Genome shuffling to improve thermotolerance, ethanol tolerance and ethanol productivity of Saccharomyces cerevisiae.

Genome shuffling is a powerful strategy for rapid engineering of microbial strains for desirable industrial phenotypes. Here we improved the thermotolerance and ethanol tolerance of an industrial yeast strain SM-3 by genome shuffling while simultaneously enhancing the ethanol productivity. The starting population was generated by protoplast ultraviolet irradiation and then subjected for the recursive protoplast fusion. The positive colonies from the library, created by fusing the inactivated protoplasts were screened for growth at 35, 40, 45, 50 and 55 degrees C on YPD-agar plates containing different concentrations of ethanol.
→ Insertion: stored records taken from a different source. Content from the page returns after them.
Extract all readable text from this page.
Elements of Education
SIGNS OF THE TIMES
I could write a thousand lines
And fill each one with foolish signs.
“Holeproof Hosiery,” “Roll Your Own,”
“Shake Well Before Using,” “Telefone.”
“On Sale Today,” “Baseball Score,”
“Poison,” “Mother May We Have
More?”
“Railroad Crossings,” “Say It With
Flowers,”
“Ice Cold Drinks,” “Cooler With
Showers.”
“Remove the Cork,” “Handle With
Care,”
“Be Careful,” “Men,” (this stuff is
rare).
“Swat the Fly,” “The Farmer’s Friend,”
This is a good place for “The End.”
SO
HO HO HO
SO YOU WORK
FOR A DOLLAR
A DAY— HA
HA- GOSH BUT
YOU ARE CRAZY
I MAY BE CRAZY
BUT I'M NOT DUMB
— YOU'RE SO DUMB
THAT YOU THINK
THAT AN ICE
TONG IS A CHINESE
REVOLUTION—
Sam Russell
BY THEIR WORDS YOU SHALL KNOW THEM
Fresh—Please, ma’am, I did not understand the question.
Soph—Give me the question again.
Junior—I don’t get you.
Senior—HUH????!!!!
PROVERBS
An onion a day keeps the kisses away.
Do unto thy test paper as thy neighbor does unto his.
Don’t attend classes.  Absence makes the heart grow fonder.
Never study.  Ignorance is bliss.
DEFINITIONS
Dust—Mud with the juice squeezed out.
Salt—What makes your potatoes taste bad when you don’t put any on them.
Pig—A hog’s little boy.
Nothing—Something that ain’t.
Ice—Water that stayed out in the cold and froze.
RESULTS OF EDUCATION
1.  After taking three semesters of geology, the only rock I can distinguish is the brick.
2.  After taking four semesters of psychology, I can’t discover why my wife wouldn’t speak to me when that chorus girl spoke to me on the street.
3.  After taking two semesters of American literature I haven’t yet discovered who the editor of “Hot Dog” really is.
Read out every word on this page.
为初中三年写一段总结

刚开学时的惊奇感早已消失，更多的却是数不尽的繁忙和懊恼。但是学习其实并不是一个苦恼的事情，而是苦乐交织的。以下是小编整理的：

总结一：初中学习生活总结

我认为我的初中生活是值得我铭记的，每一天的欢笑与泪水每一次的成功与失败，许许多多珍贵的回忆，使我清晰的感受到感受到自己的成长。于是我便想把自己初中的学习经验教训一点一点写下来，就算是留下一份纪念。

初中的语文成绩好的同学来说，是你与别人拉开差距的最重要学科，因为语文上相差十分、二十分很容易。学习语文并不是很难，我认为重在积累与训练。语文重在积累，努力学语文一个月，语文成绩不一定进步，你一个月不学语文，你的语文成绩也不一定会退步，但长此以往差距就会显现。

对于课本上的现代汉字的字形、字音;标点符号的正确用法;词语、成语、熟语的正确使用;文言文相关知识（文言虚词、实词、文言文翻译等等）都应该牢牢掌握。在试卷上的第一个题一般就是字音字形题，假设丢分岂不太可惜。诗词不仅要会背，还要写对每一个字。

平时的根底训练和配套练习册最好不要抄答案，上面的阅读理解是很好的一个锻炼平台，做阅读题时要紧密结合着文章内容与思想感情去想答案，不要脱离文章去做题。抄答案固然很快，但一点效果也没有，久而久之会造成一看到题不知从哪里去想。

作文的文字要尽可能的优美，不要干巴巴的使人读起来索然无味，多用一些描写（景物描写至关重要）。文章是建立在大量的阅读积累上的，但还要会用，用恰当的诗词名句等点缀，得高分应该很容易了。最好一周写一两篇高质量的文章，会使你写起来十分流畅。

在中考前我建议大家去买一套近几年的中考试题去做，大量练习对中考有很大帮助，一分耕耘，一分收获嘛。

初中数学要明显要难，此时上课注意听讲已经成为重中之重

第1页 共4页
Characterization of all mutants and wild-type strain in the shake-flask indicated the compatibility of three phenotypes of thermotolerance, ethanol tolerance and ethanol yields enhancement. After three rounds of genome shuffling, the best performing strain, F34, which could grow on plate cultures up to 55 degrees C, was obtained. It was found capable of completely utilizing 20% (w/v) glucose at 45-48 degrees C, producing 9.95% (w/v) ethanol, and tolerating 25% (v/v) ethanol stress.